In fact, the buyer presented admissible, probative evidence in the form of his own deposition testimony that he had sufficient funds available in his various bank accounts to pay cash for the property, or alternatively, that he had sources available from which he readily could have borrowed the available funds. The sellers presented no probative evidence to the contrary and, indeed, did not even contend in the Superior Court that the buyer was not ready, willing, and able to proceed with the purchase either at the date originally set for the closing or thirty days thereafter. On this record, there was no genuine dispute with respect to the buyer’s ability to proceed with the purchase which precluded an award of summary judgment in his favor. See Harrison v. NetCentric Corp., 433 Mass. 465, 477 (2001).

Judgment affirmed.

On May 8, 2000, through the auspices of this court’s conference program, the buyer waived all damage claims against the sellers except claims for specific performance, declaratory and injunctive relief.

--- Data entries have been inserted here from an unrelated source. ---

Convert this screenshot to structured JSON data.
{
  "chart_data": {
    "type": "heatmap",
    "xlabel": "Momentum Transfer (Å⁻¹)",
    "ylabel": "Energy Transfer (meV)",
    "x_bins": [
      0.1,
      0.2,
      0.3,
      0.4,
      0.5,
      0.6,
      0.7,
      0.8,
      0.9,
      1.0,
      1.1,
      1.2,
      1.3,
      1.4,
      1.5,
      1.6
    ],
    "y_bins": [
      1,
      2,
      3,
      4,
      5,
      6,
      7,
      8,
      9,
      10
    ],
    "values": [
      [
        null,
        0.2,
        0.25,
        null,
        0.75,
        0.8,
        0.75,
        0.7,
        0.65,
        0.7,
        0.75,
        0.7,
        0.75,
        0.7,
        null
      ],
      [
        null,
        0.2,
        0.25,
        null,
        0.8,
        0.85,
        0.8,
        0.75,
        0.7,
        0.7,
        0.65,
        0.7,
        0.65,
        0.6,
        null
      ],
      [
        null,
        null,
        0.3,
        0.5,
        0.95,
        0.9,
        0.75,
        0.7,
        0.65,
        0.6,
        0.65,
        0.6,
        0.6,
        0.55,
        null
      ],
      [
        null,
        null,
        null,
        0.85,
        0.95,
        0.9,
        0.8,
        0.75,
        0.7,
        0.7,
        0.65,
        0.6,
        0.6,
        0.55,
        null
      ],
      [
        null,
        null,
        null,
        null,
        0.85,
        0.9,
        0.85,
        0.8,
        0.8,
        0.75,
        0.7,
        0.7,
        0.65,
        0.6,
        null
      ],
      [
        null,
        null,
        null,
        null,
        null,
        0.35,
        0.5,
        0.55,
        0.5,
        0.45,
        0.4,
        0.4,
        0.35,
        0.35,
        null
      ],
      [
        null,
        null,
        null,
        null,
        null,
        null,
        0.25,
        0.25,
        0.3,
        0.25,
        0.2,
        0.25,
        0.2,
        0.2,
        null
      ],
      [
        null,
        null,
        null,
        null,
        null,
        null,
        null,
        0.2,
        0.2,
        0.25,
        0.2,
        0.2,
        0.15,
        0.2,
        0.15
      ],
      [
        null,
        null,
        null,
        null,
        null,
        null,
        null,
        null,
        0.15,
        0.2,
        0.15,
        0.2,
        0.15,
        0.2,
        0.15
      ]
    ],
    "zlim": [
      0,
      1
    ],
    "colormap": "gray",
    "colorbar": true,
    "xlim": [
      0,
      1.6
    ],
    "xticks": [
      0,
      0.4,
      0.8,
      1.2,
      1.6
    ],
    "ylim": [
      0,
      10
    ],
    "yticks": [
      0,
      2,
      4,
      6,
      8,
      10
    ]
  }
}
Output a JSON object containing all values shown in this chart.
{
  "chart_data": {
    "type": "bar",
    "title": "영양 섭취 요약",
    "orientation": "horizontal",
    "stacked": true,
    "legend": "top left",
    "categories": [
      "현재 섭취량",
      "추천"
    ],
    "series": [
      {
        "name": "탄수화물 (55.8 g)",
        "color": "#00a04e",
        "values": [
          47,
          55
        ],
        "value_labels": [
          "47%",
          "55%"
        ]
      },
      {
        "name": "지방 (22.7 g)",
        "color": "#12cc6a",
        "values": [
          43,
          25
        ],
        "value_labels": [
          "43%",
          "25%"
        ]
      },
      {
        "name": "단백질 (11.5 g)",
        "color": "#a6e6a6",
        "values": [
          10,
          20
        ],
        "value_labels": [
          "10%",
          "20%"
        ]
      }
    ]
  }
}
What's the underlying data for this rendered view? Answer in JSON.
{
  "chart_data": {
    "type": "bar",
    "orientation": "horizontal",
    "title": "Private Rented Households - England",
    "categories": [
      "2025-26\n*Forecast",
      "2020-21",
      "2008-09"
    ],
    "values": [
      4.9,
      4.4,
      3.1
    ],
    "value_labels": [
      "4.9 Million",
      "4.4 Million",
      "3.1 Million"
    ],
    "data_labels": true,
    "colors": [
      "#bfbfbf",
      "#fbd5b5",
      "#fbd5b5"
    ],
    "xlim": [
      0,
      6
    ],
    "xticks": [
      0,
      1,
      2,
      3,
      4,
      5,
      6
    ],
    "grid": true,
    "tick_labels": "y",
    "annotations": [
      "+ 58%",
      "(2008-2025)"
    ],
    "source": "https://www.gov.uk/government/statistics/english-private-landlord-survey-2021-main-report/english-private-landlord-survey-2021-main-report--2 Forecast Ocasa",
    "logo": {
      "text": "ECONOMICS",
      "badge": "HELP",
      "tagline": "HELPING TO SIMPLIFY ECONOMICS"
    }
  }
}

We reject the sellers’ claim that, in finding that they had acted in bad faith in failing to obtain a discharge of the mortgage, the judge impermissibly resolved a disputed factual issue against them. In view of the sellers’ failure to present any evidence of financial inability or changed circumstances, there *163was no genuine dispute as to this issue. See Mass.R.Civ.P. 56(c), 365 Mass. 824 (1974). See Harrison v. NetCentric Corp., 433 Mass. 465, 477 (2001).

At oral argument, counsel for the sellers asserted for the first time, contrary to the sellers’ position at the time the events were occurring, that the outstanding lease could not be terminated at any time upon written notice, but only upon notice of termination which would not become effective until the conclusion of the current one-year term. In fact, the lease provided that it could be terminated “at any time at the option of the Lessor upon written notice mailed to the Lessee.” Nowhere did it provide that the lease term would continue after the giving of such notice.

The sellers have suggested that it is irrelevant that they neither gave the buyer an opportunity to take title to the property subject only to the lease or assessment nor returned the deposit, because, on the date initially set for the closing (August 29, 1997), their counsel telephoned counsel for the buyer and left a message that the sellers would be willing to return the deposit, and because the buyer subsequently testified at a deposition that he would not have been willing to take title to the property if the lease and assessment were still outstanding. The sellers offered no evidence, however, that counsel for the buyer had even received their message about being willing to return the deposit, let alone had rejected it, before they sent their letter of September 2, 1997, stating that they considered the buyer in default and would, therefore, retain the deposit. Moreover, the buyer’s deposition testimony was hypothetical only and could not excuse the sellers’ failure at the time the events were occurring actually to offer the buyer an opportunity to accept title to the property subject only to the lease and assessment and not the outstanding mortgage.